Anggota Komisi XI DPR Harris Turino mengusulkan RUU Perampasan Aset berlaku untuk semua tindak pidana, termasuk kejahatan perbankan dan perpajakan.

DPR Usul RUU Perampasan Aset Berlaku untuk Semua Tindak Pidana
Anggota Komisi XI DPR Harris Turino

INILAHKORAN.ID - Anggota Komisi XI DPR RI Harris Turino mengusulkan agar Rancangan Undang-Undang (RUU) tentang Perampasan Aset tidak hanya menyasar tindak pidana korupsi, tetapi juga diterapkan terhadap seluruh tindak pidana.

Menurut Harris, mekanisme perampasan aset perlu diberlakukan terhadap berbagai kejahatan, termasuk tindak pidana di sektor perbankan dan perpajakan.

"Undang-Undang Perampasan Aset tidak bisa hanya kepada tindak pidana korupsi.

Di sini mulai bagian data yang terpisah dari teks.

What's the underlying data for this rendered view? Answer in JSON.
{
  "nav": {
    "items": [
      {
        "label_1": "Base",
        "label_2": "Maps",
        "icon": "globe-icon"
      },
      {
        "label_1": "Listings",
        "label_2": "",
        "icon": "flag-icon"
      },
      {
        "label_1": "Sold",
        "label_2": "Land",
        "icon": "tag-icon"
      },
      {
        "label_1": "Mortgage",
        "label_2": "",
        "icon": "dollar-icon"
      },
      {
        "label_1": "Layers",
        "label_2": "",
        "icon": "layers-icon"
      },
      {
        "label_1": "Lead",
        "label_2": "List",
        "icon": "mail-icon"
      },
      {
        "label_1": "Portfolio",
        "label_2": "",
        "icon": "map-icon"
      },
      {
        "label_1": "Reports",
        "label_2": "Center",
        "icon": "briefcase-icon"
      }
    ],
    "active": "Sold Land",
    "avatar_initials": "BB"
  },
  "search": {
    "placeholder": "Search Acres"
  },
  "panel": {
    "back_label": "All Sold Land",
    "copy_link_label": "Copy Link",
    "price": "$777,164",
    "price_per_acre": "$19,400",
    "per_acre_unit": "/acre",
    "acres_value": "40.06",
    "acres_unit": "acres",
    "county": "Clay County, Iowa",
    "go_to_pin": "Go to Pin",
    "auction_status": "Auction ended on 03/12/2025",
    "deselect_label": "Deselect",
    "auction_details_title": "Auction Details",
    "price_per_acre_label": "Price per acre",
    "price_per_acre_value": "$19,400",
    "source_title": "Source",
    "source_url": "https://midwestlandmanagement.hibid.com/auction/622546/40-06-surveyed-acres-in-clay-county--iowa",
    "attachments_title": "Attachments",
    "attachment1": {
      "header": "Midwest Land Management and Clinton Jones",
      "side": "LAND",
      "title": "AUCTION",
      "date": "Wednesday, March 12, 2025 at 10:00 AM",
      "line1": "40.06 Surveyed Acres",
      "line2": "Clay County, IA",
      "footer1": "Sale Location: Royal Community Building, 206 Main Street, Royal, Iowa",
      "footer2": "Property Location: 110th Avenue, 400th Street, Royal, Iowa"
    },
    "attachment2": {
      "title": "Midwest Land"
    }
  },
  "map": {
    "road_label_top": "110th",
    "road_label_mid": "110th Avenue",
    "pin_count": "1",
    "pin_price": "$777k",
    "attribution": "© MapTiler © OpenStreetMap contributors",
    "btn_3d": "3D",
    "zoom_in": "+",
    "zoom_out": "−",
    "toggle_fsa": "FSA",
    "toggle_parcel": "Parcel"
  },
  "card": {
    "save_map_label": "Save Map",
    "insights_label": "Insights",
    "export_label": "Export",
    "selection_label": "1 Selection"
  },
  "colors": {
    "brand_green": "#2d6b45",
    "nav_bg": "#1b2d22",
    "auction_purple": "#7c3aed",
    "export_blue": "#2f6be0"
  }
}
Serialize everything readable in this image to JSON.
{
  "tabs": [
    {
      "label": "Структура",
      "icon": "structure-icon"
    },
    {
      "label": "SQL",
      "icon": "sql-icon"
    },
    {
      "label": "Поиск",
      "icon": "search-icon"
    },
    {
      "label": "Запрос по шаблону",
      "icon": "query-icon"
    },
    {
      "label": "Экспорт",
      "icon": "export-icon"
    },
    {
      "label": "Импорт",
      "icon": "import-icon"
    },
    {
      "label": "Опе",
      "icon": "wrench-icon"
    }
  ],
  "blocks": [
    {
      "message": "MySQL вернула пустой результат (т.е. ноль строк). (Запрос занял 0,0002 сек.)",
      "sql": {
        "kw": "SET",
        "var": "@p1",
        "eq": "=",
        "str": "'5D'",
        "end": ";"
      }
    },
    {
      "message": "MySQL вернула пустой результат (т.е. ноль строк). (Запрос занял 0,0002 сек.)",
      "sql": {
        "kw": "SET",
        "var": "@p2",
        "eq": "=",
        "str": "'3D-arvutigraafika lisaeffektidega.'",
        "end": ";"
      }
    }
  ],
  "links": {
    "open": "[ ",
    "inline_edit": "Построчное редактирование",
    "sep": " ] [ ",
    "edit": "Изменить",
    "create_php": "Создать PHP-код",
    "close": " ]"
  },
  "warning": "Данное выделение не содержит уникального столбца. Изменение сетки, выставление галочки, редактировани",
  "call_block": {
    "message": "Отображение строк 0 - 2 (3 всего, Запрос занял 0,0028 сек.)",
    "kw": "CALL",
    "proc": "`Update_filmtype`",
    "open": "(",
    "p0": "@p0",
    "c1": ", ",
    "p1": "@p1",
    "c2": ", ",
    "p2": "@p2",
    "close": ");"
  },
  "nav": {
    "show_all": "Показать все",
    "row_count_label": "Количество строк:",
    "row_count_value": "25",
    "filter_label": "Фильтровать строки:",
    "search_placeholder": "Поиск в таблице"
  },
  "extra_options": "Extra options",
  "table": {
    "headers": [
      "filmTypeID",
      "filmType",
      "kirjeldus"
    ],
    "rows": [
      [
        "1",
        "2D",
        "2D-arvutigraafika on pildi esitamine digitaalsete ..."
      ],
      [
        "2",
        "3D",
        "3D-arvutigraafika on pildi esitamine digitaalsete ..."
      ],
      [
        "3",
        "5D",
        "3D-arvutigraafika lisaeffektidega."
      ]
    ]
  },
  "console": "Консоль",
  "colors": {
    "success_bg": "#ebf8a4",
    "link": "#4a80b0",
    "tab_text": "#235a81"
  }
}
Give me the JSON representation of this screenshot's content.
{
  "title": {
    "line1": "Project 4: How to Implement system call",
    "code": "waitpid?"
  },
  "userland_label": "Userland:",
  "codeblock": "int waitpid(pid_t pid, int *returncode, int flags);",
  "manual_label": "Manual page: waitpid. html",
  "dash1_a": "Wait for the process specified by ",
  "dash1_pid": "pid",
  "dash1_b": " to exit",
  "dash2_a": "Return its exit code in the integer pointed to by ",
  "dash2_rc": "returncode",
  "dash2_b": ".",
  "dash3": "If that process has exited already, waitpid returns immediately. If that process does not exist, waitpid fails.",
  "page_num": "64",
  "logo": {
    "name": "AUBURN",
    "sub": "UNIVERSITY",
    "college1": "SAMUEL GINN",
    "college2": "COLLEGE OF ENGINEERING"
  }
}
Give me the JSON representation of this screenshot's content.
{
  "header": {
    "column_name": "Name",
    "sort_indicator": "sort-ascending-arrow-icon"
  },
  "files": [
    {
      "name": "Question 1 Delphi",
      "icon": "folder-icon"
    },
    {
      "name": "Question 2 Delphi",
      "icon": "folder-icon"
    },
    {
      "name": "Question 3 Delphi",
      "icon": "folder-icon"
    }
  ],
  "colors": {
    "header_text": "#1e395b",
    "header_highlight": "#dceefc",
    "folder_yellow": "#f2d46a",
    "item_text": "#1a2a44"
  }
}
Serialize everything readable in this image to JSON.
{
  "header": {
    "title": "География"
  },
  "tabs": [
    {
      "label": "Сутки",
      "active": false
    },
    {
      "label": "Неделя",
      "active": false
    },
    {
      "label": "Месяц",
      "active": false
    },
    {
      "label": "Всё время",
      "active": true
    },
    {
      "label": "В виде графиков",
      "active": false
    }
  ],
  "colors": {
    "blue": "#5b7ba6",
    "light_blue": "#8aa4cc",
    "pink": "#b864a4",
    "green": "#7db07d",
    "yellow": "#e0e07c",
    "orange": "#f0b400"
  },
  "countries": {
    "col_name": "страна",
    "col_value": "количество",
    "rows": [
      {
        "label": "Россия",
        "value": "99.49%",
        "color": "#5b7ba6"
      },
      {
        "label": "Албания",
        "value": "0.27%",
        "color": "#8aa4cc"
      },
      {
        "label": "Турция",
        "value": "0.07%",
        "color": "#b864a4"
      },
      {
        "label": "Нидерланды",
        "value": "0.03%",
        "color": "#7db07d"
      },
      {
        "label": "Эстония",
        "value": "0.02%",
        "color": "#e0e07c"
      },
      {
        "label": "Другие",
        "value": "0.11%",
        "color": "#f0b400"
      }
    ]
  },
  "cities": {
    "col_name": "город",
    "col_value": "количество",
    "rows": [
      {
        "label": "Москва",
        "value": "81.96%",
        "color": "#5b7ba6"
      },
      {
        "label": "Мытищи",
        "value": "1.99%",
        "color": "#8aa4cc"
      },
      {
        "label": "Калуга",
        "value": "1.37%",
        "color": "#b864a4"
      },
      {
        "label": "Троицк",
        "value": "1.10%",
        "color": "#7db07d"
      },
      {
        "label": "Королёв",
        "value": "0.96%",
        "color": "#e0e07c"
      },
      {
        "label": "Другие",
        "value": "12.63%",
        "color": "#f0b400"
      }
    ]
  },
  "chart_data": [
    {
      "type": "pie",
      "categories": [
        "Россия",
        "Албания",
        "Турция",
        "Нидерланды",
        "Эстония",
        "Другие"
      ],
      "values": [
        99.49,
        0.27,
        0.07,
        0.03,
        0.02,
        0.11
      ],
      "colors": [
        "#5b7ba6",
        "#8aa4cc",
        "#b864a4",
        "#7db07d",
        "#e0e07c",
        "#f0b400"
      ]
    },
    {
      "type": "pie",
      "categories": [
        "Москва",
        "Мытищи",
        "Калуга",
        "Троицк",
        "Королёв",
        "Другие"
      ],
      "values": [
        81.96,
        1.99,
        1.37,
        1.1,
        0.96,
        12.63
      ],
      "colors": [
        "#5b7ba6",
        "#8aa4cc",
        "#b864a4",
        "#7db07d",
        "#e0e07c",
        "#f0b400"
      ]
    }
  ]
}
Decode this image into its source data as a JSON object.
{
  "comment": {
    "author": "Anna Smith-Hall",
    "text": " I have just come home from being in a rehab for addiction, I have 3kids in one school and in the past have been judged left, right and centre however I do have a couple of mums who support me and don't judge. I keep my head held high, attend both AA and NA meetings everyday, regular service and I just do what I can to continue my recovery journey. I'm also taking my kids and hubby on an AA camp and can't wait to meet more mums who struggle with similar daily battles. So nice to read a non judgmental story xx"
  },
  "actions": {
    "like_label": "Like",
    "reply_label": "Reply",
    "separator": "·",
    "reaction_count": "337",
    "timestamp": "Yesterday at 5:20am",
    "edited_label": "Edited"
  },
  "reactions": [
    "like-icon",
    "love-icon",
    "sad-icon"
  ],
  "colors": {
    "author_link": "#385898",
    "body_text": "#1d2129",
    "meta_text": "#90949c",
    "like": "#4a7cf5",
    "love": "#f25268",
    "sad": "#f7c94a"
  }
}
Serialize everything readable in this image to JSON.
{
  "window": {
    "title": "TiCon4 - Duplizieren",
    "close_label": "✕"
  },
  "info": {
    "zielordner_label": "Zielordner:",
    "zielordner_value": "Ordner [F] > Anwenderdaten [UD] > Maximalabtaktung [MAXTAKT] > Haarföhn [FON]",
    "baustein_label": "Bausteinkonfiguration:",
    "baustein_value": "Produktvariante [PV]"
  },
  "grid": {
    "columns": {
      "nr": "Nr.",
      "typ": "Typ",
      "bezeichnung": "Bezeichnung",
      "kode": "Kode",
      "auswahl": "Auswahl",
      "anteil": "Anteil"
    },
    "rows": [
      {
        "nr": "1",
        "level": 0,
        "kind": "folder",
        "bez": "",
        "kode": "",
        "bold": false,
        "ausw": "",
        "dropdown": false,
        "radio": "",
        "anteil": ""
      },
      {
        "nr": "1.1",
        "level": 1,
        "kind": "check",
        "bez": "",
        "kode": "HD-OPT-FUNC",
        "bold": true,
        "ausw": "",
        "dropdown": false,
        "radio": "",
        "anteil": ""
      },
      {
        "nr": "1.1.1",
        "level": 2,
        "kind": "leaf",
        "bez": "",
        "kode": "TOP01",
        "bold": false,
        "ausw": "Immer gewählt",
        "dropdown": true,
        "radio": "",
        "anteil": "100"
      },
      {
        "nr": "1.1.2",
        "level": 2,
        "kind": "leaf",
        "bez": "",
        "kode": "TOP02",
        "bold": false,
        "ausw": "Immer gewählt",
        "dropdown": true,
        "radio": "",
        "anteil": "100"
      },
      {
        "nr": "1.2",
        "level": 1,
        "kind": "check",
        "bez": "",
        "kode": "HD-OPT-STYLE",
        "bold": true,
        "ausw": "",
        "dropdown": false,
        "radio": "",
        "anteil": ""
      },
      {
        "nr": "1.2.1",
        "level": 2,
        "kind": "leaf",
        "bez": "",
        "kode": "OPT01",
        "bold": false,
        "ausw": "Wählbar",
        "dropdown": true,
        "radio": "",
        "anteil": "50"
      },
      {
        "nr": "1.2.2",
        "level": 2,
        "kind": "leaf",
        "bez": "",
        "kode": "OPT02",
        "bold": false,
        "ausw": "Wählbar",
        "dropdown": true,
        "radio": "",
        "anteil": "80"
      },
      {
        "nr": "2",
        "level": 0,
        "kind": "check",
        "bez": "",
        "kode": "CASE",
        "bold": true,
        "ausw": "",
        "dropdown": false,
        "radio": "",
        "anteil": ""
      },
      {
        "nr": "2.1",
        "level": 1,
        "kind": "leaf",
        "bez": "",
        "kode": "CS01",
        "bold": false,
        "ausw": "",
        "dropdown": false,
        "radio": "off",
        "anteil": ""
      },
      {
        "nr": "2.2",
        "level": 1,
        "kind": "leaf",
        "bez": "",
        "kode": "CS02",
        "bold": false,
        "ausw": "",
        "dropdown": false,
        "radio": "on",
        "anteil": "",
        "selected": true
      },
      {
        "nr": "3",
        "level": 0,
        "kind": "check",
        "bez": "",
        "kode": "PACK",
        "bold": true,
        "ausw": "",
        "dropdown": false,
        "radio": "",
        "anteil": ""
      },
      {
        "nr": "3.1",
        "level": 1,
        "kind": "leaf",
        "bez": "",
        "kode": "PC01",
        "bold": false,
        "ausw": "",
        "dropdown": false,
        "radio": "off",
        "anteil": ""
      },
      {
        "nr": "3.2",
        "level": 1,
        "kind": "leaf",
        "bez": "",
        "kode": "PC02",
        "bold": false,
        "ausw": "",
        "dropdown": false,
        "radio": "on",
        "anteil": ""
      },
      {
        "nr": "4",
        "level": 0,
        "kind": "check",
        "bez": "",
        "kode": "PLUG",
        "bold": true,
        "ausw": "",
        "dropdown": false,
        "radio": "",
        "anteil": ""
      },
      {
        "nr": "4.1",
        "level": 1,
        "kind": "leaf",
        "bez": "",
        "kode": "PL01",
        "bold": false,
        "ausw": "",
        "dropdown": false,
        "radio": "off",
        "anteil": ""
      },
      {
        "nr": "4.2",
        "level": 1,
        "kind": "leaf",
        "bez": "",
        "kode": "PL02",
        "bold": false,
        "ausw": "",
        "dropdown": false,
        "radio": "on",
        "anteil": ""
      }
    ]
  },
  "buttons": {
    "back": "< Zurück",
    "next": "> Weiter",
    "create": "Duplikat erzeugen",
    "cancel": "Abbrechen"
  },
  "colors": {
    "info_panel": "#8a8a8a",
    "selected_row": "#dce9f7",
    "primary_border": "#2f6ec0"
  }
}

Semua tindak pidana," kata Harris dalam keterangan yang diterima di Jakarta seperti dikutip dari Antara, Sabtu (5/9/2026).

Ia menyebut sejumlah tindak pidana yang perlu dijerat dengan mekanisme perampasan aset, di antaranya perdagangan orang, narkotika, senjata, hingga perdagangan organ.

"Termasuk perdagangan orang, perdagangan narkotika, perdagangan senjata, perdagangan organ. Perbankan, perpajakan. Enak amat orang gelapin pajak enggak bisa disita," ujarnya.

Harris menegaskan tidak boleh ada pengecualian dalam penerapan RUU Perampasan Aset. Menurut dia, kejahatan di sektor perbankan juga memiliki dampak serius sehingga aset yang berkaitan dengan tindak pidana tersebut perlu dapat dirampas sesuai ketentuan hukum.

"Karena ini menarik, kalau kita mau bersih ya bersih keseluruhan. Orang dagang narkoba, asetnya enggak bisa disita, ya, kan? Nah, kita tinggal tunggu, bareng-bareng kawal," katanya.

Untuk itu, Harris mengatakan DPR masih menunggu daftar inventarisasi masalah (DIM) dari pemerintah. DPR RI, lanjut dia, telah berkomitmen menyelesaikan pembahasan RUU Perampasan Aset pada 15 Desember 2026.

"Selanjutnya kan ke pemerintah untuk mengeluarkan tanda tangan presiden dan mengeluarkan peraturan pemerintahnya," ujar Harris.

Ia berharap pengesahan RUU Perampasan Aset dapat membantu menciptakan Indonesia yang lebih bersih dari kejahatan ekonomi. Harris kembali menekankan agar tidak ada sektor yang dikecualikan dari penerapan aturan tersebut.

"Kejahatan perbankan juga sadis-sadis. Lebih sadis dari korupsi," katanya.